Pour Gérald Arboit, ils existent bien d'autres failles exploitables par les djihadistes sur le chemin du retour, des failles offertes par Schengen:
Le 19 juillet dernier, Manuel Valls avait tenu à rappeler sur son compte Twitter que dans le cadre de l'état d'urgence, en vigueur depuis novembre 2015 suite aux attentats qui ont ensanglanté Paris — 77 individus considérés comme "potentiellement dangereux" ont été assignés à résidence. "une réponse puissante contre le terrorisme" qui a "démontré son utilité". Une semaine plus tard, l'un des deux assassins du père Hamel était un individu fiché +S+ pour radicalisation islamique, l'autre portait un bracelet électronique suite à une mise en examen pour association de malfaiteurs en lien avec une entreprise terroriste.

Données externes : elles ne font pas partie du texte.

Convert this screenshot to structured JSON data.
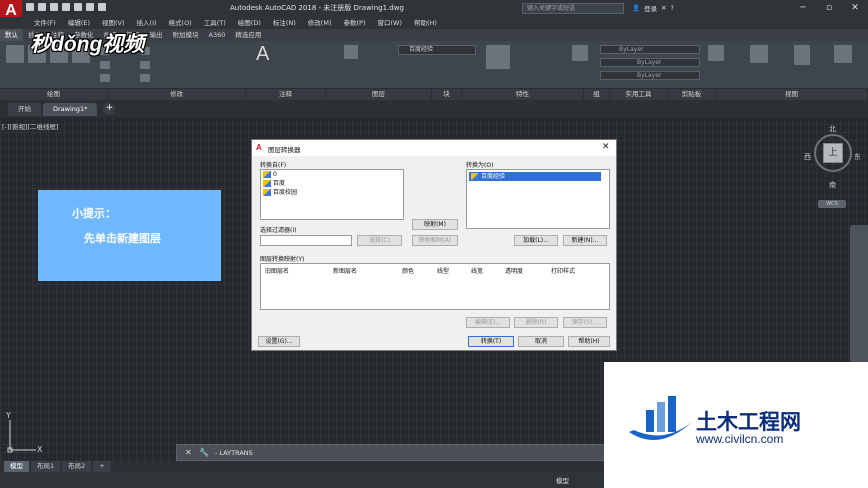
{
  "titlebar": {
    "app_logo": "A",
    "window_title": "Autodesk AutoCAD 2018 - 未注册版     Drawing1.dwg",
    "search_placeholder": "键入关键字或短语",
    "login": "登录"
  },
  "menu": [
    "文件(F)",
    "编辑(E)",
    "视图(V)",
    "插入(I)",
    "格式(O)",
    "工具(T)",
    "绘图(D)",
    "标注(N)",
    "修改(M)",
    "参数(P)",
    "窗口(W)",
    "帮助(H)"
  ],
  "ribbon_tabs": [
    "默认",
    "插入",
    "注释",
    "参数化",
    "视图",
    "管理",
    "输出",
    "附加模块",
    "A360",
    "精选应用"
  ],
  "ribbon_panels": [
    "绘图",
    "修改",
    "注释",
    "图层",
    "块",
    "特性",
    "组",
    "实用工具",
    "剪贴板",
    "视图"
  ],
  "ribbon_props": {
    "layer_current": "百度经验",
    "prop1": "ByLayer",
    "prop2": "ByLayer",
    "prop3": "ByLayer"
  },
  "brand_overlay": "秒dǒng视频",
  "doc_tabs": [
    "开始",
    "Drawing1*"
  ],
  "viewport_label": "[-][俯视][二维线框]",
  "viewcube": {
    "top": "上",
    "north": "北",
    "south": "南",
    "east": "东",
    "west": "西",
    "wcs": "WCS"
  },
  "hint": {
    "title": "小提示：",
    "text": "先单击新建图层"
  },
  "dialog": {
    "title": "图层转换器",
    "convert_from_label": "转换自(F)",
    "convert_from_items": [
      "0",
      "百度",
      "百度校园"
    ],
    "convert_to_label": "转换为(O)",
    "convert_to_items": [
      "百度经验"
    ],
    "map_button": "映射(M)",
    "map_same_button": "映射相同(A)",
    "filter_label": "选择过滤器(I)",
    "filter_value": "",
    "select_button": "选择(C)",
    "load_button": "加载(L)...",
    "new_button": "新建(N)...",
    "mapping_label": "图层转换映射(Y)",
    "columns": [
      "旧图层名",
      "新图层名",
      "颜色",
      "线型",
      "线宽",
      "透明度",
      "打印样式"
    ],
    "edit_button": "编辑(E)...",
    "delete_button": "删除(R)",
    "save_button": "保存(S)...",
    "settings_button": "设置(G)...",
    "translate_button": "转换(T)",
    "cancel_button": "取消",
    "help_button": "帮助(H)"
  },
  "command_line": {
    "text": "- LAYTRANS"
  },
  "ucs": {
    "x": "X",
    "y": "Y"
  },
  "layout_tabs": [
    "模型",
    "布局1",
    "布局2"
  ],
  "status": {
    "model": "模型"
  },
  "watermark": {
    "brand": "土木工程网",
    "url": "www.civilcn.com"
  },
  "colors": {
    "hint_bg": "#6fb7ff",
    "selection": "#2f6fd6",
    "logo_red": "#b3161b"
  }
}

L'#étatdurgence, c'est une réponse puissante contre le terrorisme. Depuis novembre 2015, il a démontré son utilité. pic.twitter.com/tDnLN8qcts
— Manuel Valls (@manuelvalls) 19 июля 2016 г.
Charlie Hebdo et le Bataclan à Paris, la promenade des Anglais à Nice, l'église de Saint-Étienne-du-Rouvray non loin de Rouen: des atrocités commises par des individus dont la plupart ne sont jamais partis en Syrie. Ils n'étaient donc pas aguerris comme ces 2.000 ressortissants français aujourd'hui éparpillés entre les territoires syriens et irakiens de Daech. Des ressortissants qui vont bien finir par rentrer chez eux et qu'il faudra bien intercepter. Ce n'est pas gagné: portails biométriques ou voies détournées, les moyens de franchir les frontières loin du regard des douaniers ne manquent hélas pas.